Whenever I teach or present information about social media, I always share my memories of Facebook in its early days. I joined in 2006, as and when access was by invitation only. I was a senior in high school in my first class of the day - Computer Science - and my classmates and I were invited by someone from another high school who had gotten an invite from someone in college and shared the love. We thought we were so cool LOL.
I loved being able to see what was going on with friends who had gone to other schools. By the time I enrolled as a freshman at Jackson State, Facebook had started to become a regular social practice for us. Friending parents, teachers, church members and any “grown ups” was unheard of and we took bulky digital cameras to the club on college night just to take photos to upload in an album.

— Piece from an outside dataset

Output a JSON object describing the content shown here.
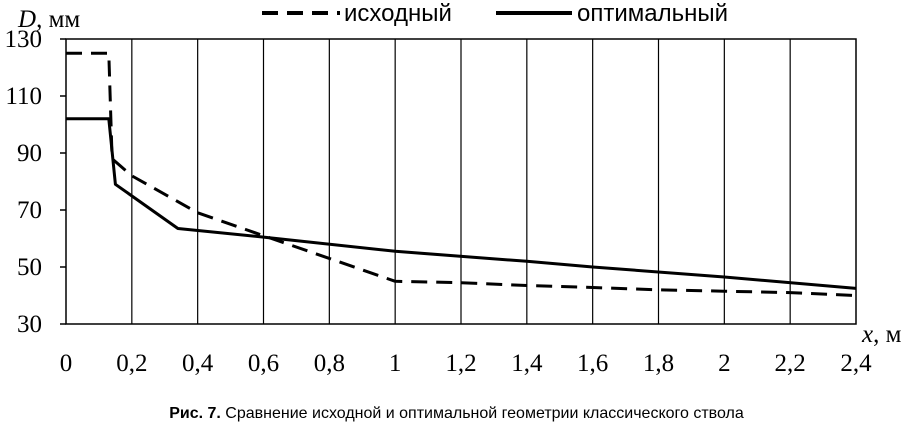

Aside from how much I enjoyed it in its early days, I am intrigued and inspired by Mark Zuckerberg. He literally created a product that changed the world from his college dorm room. I get goosebumps just thinking about it! As with all changes though, you have pros and cons.
Lately the cons have been rather overwhelming and to keep it 100 with you, it’s just way too much going on on Facebook these days. All the extra-ness is making me seriously consider only using it for my businesses and/or removing people I don’t know personally or have never interacted with on some level (which would take hours and hours to do).
Here are my main reasons why.
5. Spam
If I get another game invite or message about making money or winning a gift card, I’m gonna scream! There should be a way that we can block all game requests instead of having to individually block each game. The chain messages and gift card scams are also extremely annoying.
4. Too many “friends” that aren’t friends
I have over 4,000 friends on my profile and I have no clue who some of them are. I’ve had the same profile since freshman year in college (I started a new one shortly after I graduated high school) and back then I was adding anyone who requested me. Now that I’m older and I desire less clutter in my life, I want to be connected to those who I’m truly connected with instead of having to sift through the junk on my newsfeed.
3. Overwhelming negativity, criticism and judgement
According to Facebook, we’re all supposed to behave the same way and believe in the same thing. No one can have a difference of opinion, you’re judged for every single thing that you post, the assumptions made about your life are your fault, you have to censor your posts to be liked and so on. I can’t deal.
2. Unwarranted opinions and debates
Newsflash! My status updates, point of view, photos, beliefs and anything else associated with me is not up for debate nor there for you to share your opinion. For some odd reason, people feel like what someone posts on their page is fair game just because it’s online and it’s not. Unless someone asks for your opinion or asks to engage in a debate, you do not have the right to do that. Public pages and groups are for that, not someone’s personal profile page.
1. All the noise
The main reason that I’m considering quitting the network is all of the noise. I don’t have a better word to describe it. Logging into Facebook and scrolling my newsfeed is equivalent to a migraine headache. If my brain had arms, it would wave them saying, “Noooooo. Log off now, I can’t take all this.” Some of what I read and see is downright exhausting and I’m over it.
I think I’ll start with a friends list cleanse and then make my decision from there but something has definitely got to change.